The lunch had finished and most people had left when the businessman and philanthropist collapsed outside the American Club at Tai Tam at 4.15pm.
The 75-year-old was taken to the Hong Kong Adventist Hospital where his condition was last night described as fair.
A nurse at the hospital said Sir Eric was "all right" and that he had been talking to them.
Neither Sir Eric nor his son Michael were available for comment last night.
Two war veterans collapsed at the cenotaph in Central yesterday morning during an emotional Remembrance Day ceremony - almost 60 years after the battle for Hong Kong.
Former World War II gunner David Hampton was taken to Queen Mary Hospital on a stretcher during the wreath-laying ceremony.
Mr Hampton complained of a slow heartbeat but recovered later.

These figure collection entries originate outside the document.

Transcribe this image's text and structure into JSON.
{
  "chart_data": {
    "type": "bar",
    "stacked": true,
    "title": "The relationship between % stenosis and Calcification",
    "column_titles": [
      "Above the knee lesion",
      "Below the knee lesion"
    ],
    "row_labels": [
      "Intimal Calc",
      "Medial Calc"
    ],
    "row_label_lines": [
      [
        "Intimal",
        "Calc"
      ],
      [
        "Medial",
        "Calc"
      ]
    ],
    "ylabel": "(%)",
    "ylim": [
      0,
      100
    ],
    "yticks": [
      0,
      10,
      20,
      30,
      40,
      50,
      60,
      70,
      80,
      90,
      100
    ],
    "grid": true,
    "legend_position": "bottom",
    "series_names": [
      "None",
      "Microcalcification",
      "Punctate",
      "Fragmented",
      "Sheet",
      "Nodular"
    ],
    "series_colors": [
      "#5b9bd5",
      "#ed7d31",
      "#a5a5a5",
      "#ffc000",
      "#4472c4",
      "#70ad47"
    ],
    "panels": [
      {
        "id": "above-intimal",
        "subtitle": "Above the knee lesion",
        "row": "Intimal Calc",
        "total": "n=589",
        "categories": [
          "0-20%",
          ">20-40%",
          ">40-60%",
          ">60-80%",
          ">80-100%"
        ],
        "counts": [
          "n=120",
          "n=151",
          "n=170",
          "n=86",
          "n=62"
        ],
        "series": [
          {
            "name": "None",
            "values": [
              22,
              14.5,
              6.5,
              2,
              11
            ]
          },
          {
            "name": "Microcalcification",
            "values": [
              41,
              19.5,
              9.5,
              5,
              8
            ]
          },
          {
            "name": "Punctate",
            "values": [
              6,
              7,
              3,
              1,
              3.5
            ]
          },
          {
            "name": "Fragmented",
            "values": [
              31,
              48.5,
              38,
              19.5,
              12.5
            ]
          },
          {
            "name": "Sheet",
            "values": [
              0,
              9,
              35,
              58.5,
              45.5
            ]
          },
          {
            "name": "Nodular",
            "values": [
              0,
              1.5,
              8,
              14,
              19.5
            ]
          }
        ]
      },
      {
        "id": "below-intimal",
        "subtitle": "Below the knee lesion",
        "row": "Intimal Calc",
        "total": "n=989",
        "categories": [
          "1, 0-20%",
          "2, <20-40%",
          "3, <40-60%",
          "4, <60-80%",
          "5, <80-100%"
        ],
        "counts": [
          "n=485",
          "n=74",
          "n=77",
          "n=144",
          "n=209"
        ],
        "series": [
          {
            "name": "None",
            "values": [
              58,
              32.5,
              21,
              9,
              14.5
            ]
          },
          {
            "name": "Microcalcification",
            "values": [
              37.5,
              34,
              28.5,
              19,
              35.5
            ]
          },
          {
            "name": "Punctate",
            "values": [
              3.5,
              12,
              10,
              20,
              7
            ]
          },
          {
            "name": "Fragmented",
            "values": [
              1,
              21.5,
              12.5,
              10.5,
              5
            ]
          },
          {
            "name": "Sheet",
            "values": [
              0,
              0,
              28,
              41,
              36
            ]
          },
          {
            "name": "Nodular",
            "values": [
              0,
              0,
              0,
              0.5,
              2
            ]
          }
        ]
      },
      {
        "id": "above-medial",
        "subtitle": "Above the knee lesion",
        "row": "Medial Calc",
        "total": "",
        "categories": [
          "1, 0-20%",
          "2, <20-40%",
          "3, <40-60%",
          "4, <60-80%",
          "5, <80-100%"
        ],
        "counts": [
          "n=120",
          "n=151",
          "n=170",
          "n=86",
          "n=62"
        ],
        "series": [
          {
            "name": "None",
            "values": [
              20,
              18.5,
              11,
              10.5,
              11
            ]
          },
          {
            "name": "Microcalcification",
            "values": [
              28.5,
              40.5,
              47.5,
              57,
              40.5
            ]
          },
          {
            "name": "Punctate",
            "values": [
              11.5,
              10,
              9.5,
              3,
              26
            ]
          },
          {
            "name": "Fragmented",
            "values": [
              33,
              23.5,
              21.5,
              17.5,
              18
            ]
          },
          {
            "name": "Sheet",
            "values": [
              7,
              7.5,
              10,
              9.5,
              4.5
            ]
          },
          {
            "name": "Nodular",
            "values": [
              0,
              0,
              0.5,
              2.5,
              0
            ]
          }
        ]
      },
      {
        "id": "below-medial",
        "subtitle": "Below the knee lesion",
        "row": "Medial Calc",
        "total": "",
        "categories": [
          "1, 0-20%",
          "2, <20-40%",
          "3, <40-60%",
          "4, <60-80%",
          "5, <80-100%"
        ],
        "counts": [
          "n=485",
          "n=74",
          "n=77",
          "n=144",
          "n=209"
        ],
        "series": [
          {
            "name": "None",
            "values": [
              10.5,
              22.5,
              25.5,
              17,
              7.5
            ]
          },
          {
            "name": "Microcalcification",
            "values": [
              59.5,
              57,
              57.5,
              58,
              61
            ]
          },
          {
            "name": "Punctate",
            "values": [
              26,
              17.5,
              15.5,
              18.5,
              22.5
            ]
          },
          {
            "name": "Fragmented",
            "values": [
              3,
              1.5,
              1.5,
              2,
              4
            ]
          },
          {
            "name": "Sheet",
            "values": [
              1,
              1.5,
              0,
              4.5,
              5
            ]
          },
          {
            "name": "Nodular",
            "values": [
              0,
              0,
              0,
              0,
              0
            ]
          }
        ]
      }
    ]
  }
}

Jack Edwards, veterans' campaigner and chairman of the Royal British Legion (Hong Kong and China) collapsed at the end of the service and was also taken to Queen Mary Hospital suffering from exhaustion.
Mr Edwards - who suffered a stroke in September which left him blind in one eye - recovered two hours later and was able to continue with Remembrance Day activities.
In a speech delivered at the lunch for the Hong Kong Ex-serviceman's Association and the legion, Sir Eric the legion's branch patron, recalled the suffering his family had endured in Shanghai during World War II and how the Allies had fought their oppressors.
"The world was a cold dark place during World War II, putting the human spirit to the test," he said. Sixty years after the battle for Hong Kong, the world was once again waging war on terrorism, he added.
Quoting the late US president John F. Kennedy, he said: "When liberty is threatened anywhere, it is threatened everywhere," before adding that people would prevail "against the forces of darkness and repression".